1. The State may be liable where it has created or exacerbated a danger which causes a plaintiff to be deprived of their Fourteenth Amendment rights. For the claim to succeed, the plaintiff must show that the harm alleged caused was foreseeable and fairly direct, that a State officer was culpable to a degree that shocks the conscience, that the plaintiff (or a person in the plaintiff’s position) was a foreseeable victim of the defendant’s actions, and that the officer affirmatively used their authority so to endanger (or worsen the danger) to the plaintiff

Morrow v Balaski, 719 F.3d 160 (3d Cir. 2013)

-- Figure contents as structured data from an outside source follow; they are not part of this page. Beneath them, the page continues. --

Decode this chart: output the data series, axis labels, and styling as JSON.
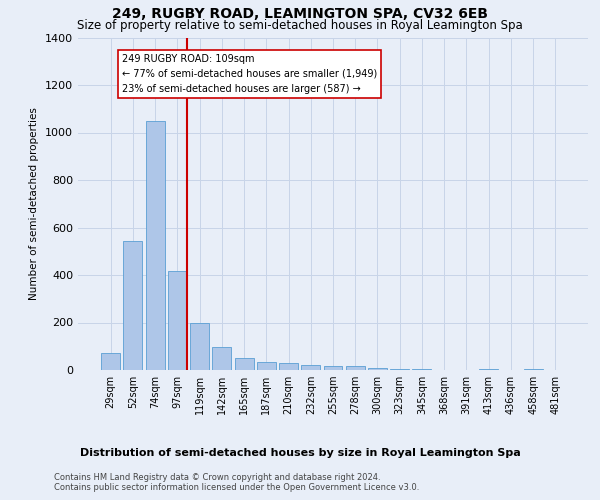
{
  "title": "249, RUGBY ROAD, LEAMINGTON SPA, CV32 6EB",
  "subtitle": "Size of property relative to semi-detached houses in Royal Leamington Spa",
  "xlabel_bottom": "Distribution of semi-detached houses by size in Royal Leamington Spa",
  "ylabel": "Number of semi-detached properties",
  "footnote": "Contains HM Land Registry data © Crown copyright and database right 2024.\nContains public sector information licensed under the Open Government Licence v3.0.",
  "categories": [
    "29sqm",
    "52sqm",
    "74sqm",
    "97sqm",
    "119sqm",
    "142sqm",
    "165sqm",
    "187sqm",
    "210sqm",
    "232sqm",
    "255sqm",
    "278sqm",
    "300sqm",
    "323sqm",
    "345sqm",
    "368sqm",
    "391sqm",
    "413sqm",
    "436sqm",
    "458sqm",
    "481sqm"
  ],
  "values": [
    70,
    545,
    1050,
    415,
    200,
    95,
    50,
    35,
    30,
    20,
    15,
    15,
    10,
    5,
    5,
    0,
    0,
    5,
    0,
    5,
    0
  ],
  "bar_color": "#aec6e8",
  "bar_edgecolor": "#5a9fd4",
  "marker_bin_index": 3,
  "marker_color": "#cc0000",
  "annotation_line1": "249 RUGBY ROAD: 109sqm",
  "annotation_line2": "← 77% of semi-detached houses are smaller (1,949)",
  "annotation_line3": "23% of semi-detached houses are larger (587) →",
  "annotation_box_color": "#ffffff",
  "annotation_box_edgecolor": "#cc0000",
  "ylim": [
    0,
    1400
  ],
  "yticks": [
    0,
    200,
    400,
    600,
    800,
    1000,
    1200,
    1400
  ],
  "grid_color": "#c8d4e8",
  "bg_color": "#e8eef8",
  "title_fontsize": 10,
  "subtitle_fontsize": 8.5,
  "bar_width": 0.85
}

2. Government officials are not liable for civil damages, unless the plaintiff can establish that the official violated a statutory or constitutional right which was clearly established at the time of the alleged wrongful act. For the immunity to be lost, the unlawfulness of the official’s actions should have been apparent to a reasonable official.

Wood v Moss, 572 US __ (2014); Halsey v Pfeiffer, No. 13-1549, 2014 WL 1622769 (3d Cir. Apr. 24, 2014)

3. The School district can be liable under §1983 where it had a policy or custom which lead to the alleged constitutional violation. Where the policy was a failure to train an employee, the failure must amount to deliberate indifference (in the form of disregarding a known or obvious consequence*) to the rights of people who will deal with the employee and also have in fact caused the violation.

Natale v Camden County Correctional Facility, 318 F.3d 575 (3d Cir. 2003); Thomas v Cumberland County, 749 F.3d 217 (3d Cir. 2014)


The Court’s judgment is available here.
* Cf ‘gross negligence’: Stephen Tuck, ‘A Recent Decision of the Florida DCA on Gradations of Negligence‘, Amer. Bar Assoc. Commercial Transp. Litigation Comm. News 10 (Winter 2014).